The first question you’ll want to ask is, “Could you tell me how the company assesses how well people are living the corporate values?” Now, given the data from the aforementioned corporate values study, you’re going to get some blank stares when you ask that question. The reality is that far too few companies add their core values into their performance reviews. But when you get that blank stare, it tells you clearly that this is one of the companies that doesn’t add its core values into performance reviews.

From that one data point, you can infer something potentially disturbing about this employer; there could be some brilliant jerks wandering the halls of this organization. If you were the CEO of a company where there are more than a few smart people with bad attitudes, would you want to include core values in annual reviews? Of course not; those bad attitudes would get dinged in every performance review. Instead, if I wanted my brilliant jerks to escape unscathed through their performance reviews, I would only assess their technical skills. Perhaps the core values aren’t embedded into performance reviews out of sloppiness or nascent HR practices and not ill-intent. But it’s certainly not a great sign.

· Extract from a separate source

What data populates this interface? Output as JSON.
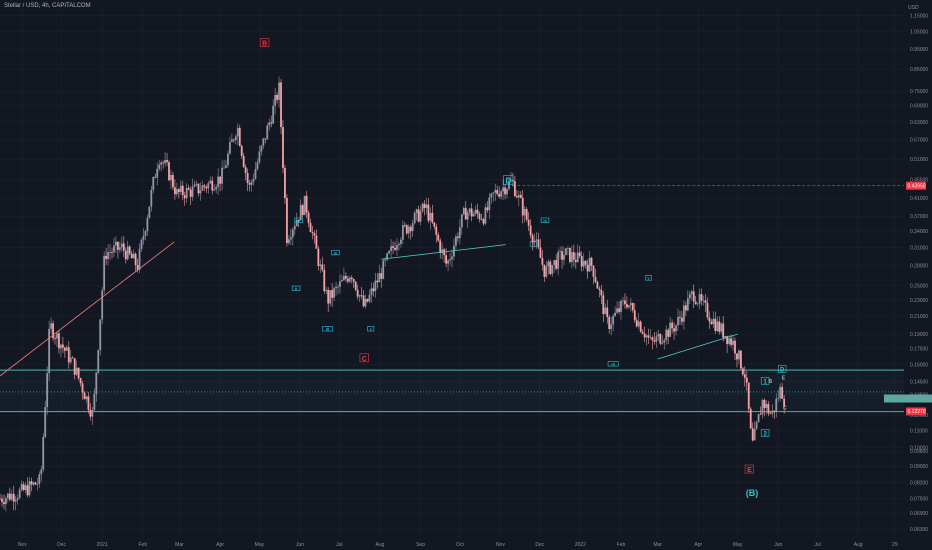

The next question you should ask is, “In what ways does this organization make its core values a part of daily life?” Perhaps values are a part of monthly meetings, or weekly standups, or every quarter the company gives an award to the employee who most embodies the corporate values. What you’re really looking for in the manager’s response is some evidence that this company does something more than displaying its values on a pretty poster in the lobby.

Of course, you can tweak these questions to meet your unique hiring and recruitment scenarios. But the key for you is to ensure that you’re actually hearing real answers about the extent to which the company is, or isn’t, living its values.